ユーザーは「KAGARI」を使ってサイトの課題を抽出して、課題の改善方法を提案をうける。改善方法を解説した記事が用意してあり、ユーザー自身でコンテンツの改善に取り組むことも可能だ。
もちろん同社がコンテンツマーケティング支援をする場合は、「KAGARI」を使い、毎月記事ごとの成果の報告と改善の提案をする。今は毎月230記事程度制作をしており、「どういうキーワードを組み合わせてたら成果に繋がるのかノウハウもかなり溜まってきている」と河野氏。
KAGARIのレポート(サンプル)
京都にこだわり、明かりを灯せる会社へ
2018年の京都の訪日外国人数は800万人と日本全体の訪日外国人数の25%を占める。インバウンド需要に応える形で都ホテルの宿泊者向けの多言語ガイドコンテンツ制作や、京都府KYOTO SIDEの多言語対応をサポートなどを手がけており、インバウンドは京都でビジネスを展開している同社が重要視している部分だ。
河野氏はベンチャーを経営する上で東京と比べると投資家も少なく、支援者との出会いも少なく環境としての難しさあると述べつつ、京都にこだわる理由を次のように語る。

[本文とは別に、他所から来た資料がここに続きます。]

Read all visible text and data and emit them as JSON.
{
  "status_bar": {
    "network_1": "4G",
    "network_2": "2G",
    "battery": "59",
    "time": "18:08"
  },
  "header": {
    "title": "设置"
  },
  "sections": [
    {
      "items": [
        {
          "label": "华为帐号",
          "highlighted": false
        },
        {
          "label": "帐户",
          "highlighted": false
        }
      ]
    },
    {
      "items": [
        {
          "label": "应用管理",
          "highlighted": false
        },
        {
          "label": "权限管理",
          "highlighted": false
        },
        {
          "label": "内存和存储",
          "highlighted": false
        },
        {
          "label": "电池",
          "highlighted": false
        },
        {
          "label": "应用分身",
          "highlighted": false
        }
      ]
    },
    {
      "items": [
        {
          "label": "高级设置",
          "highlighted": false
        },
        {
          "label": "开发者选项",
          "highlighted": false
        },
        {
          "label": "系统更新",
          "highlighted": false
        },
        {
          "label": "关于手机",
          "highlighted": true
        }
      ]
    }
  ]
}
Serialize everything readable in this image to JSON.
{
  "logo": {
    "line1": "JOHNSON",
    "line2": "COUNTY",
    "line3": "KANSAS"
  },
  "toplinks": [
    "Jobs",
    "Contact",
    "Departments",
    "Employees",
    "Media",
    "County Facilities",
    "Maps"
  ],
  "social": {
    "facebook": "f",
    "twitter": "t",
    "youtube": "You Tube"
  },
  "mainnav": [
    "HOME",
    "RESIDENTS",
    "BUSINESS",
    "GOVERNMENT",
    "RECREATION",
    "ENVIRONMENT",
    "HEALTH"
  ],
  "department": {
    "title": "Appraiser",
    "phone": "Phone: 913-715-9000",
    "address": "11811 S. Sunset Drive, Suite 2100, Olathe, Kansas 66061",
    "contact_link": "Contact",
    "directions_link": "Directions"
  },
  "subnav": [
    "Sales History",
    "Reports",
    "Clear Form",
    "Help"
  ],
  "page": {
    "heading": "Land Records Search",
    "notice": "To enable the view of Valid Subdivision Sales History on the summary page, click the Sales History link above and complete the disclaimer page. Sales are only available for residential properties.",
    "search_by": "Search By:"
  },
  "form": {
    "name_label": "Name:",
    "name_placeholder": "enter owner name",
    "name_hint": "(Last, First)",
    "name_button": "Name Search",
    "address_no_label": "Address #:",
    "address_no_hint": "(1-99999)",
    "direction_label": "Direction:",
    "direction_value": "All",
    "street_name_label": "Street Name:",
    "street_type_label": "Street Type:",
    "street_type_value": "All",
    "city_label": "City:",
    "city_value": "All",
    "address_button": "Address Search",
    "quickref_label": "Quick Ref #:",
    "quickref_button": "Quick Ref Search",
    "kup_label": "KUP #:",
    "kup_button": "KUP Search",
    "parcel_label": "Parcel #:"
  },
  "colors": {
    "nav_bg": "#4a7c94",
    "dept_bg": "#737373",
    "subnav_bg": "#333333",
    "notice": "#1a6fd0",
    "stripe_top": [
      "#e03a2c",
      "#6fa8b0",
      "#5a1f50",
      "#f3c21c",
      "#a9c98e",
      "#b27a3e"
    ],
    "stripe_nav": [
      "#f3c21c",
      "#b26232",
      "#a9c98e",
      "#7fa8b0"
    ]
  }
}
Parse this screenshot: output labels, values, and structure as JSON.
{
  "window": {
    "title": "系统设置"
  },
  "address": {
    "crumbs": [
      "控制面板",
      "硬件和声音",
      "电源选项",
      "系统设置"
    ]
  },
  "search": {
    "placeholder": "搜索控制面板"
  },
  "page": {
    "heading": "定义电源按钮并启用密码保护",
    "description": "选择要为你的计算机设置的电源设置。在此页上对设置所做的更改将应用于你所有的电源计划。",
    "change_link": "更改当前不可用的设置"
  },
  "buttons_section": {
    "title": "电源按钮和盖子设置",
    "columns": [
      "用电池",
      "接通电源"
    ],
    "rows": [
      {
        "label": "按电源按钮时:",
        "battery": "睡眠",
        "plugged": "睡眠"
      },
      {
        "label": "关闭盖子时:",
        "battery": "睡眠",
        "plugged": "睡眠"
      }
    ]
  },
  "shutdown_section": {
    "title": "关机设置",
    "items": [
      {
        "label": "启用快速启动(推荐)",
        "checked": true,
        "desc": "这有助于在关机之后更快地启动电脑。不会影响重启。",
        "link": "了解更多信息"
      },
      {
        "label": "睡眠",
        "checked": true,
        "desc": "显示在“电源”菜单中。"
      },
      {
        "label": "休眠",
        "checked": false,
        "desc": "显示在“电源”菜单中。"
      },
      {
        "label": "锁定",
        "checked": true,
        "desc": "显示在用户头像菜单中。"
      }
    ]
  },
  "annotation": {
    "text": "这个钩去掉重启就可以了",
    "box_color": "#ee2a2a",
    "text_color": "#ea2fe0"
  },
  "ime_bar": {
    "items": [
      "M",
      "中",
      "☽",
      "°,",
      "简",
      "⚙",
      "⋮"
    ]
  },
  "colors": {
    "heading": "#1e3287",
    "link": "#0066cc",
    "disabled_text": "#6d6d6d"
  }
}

「ベンチャー=東京という認識がある中で、京都という場所にはこだわりたいと思ってます。当社には自分が生まれ育った町が好きで役に立つビジネスをしたいという人材が多く、インターンやUターンから社員になったものもいます。京都市内の学生の数は約14.7万と人口の約1割が学生です。人口に対する学生数・大学数の割合は東京・大阪を越え、全国で一番高い。そういう特色のある中で若い京人材が働きたい場所でありたいと思ってます。さらに、京都のベンチャーでは珍しい上場も考えています。」
株式会社ランプという社名に込めてられているのは、世の中にある暗いものや不便であったりだとか困難を強いられている部分を明るく灯せるようなWebサービスを作りたいという想い。河野氏はこのように今後のビジョンを語った。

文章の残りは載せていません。